By Madhusha Thavapalakumar
The Ministry of Plantation Industries’ plan to appoint a task force to monitor the regional plantation companies (RPC) is facing backlash by the RPCs, The Sunday Morning Business learns.
Sources at the Ministry of Plantation Industries told us that a 10-member task force to monitor RPCs would be set up by the end of this year. The proposal for same was proposed by subject Minister Navin Dissanayake and approved by the Cabinet of Ministers in mid-June.
Speaking to The Sunday Morning Business, a senior planter, who wished to remain anonymous, noted that this move is completely unnecessary as the performance of RPCs is better than that of state-owned plantations.
Therefore, the Government should regulate their companies first, the planter noted, adding that there is already too much Government interference in RPC operations and that this task force will further affect the plantation companies’ independence.
Another industry veteran opined that this may be an attempt by the Government to control the plantation companies and if so, it runs counter to the spirit and purpose of private ownership.
However, when contacted, Planters’ Association of Ceylon (PA) Immediate Past President Sunil Poholiyadde opted to adopt a wait-and-see approach before reacting to this plan until specific details emerge as to the ambit of this task force.
According to the Ministry, the task force will come into effect from January 2020 for a period of three years and the force will inspect RPCs on a regular basis and recommend necessary practices that should be taken to maintain the sustainability of the plantation sector.
Sources noted that the decision of implementing the plantation task force was arrived at as the Government believes the performances of the RPCs are not up to the required level.
Further, the sources noted that the Ministry had been receiving constant complaints about poor management at RPCs, inadequate replanting processes, and the insufficient use of sand over the years. Therefore, this task force will review the day-to-day operations of RPCs and their cultivations and will recommend the best practices, which, if followed, would be beneficial to the RPCs, particularly in terms of finance.
Responding to this claim, a senior planter dismissed it, noting that replanting undertaken by the RPCs exceeded that of state-owned plantation companies.
He added that if the Government feels the RPCs are not up to the mark, the Government should allow them to deal with the issues individually or as an industry collective, as RPCs are not dependent on the Government.
The Sunday Morning Business learnt that the Ministry of Plantation Industries is currently in the process of preparing selection criteria to recruit industry experts and senior planters into this task force.
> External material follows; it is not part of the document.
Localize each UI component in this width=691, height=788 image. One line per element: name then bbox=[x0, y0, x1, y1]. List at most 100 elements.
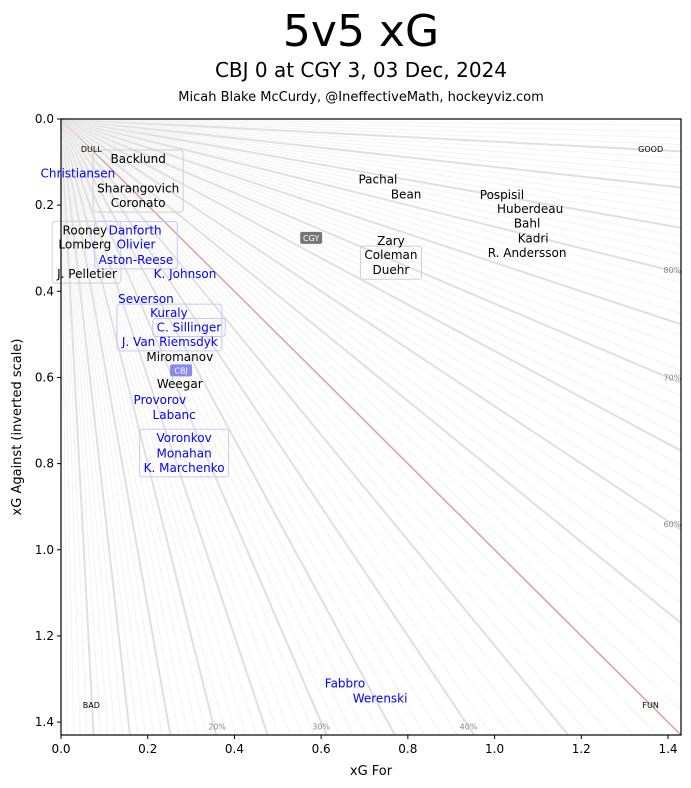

The Ministry is also looking at ways of allocating funds for this initiative, as no funds have been allocated for this proposal under the Budget 2019.
Earlier this year, RPCs were embroiled in a wage crisis as the plantation sector workers requested their daily wages be increased to Rs. 1,000; the RPCs did not agree. It appeared, at the time, that the Government was leaning towards the demands of the workers due to the politically sensitive nature of the issue and also the demands of its coalition partners who represented the estate sector.
After weeks of negotiations, plantation sector workers’ unions reached an agreement with RPCs to increase their basic daily wage from Rs. 500 to Rs. 700, with several incentives including an additional Rs. 50 under the price share supplement (PSS).
Speaking to us earlier this year, the PA noted that the agreement entered into with the plantation workers would substantially impact the earnings of the plantation sector.
There are about 24 RPCs in Sri Lanka that collectively manage approximately 396 tea and rubber estates in the country. The total hectares under these RPCs are 150,071 comprising of tea (79,681), rubber (41,634(, and coconut and others (28,756).
According to the Planters’ Association of Ceylon, with the nationalisation of estates in 1972, the management of estates was taken over by the State and its functions. However in 1992, the management of state-owned plantations were handed over to RPCs while the Government retained 100% ownership.
In 1995, the Government divested the shares of the RPCs to private sector management companies, while 19% of the shares were retained by the general public and estate employees. The RPCs were given lease agreements for 53 years for estates under their management.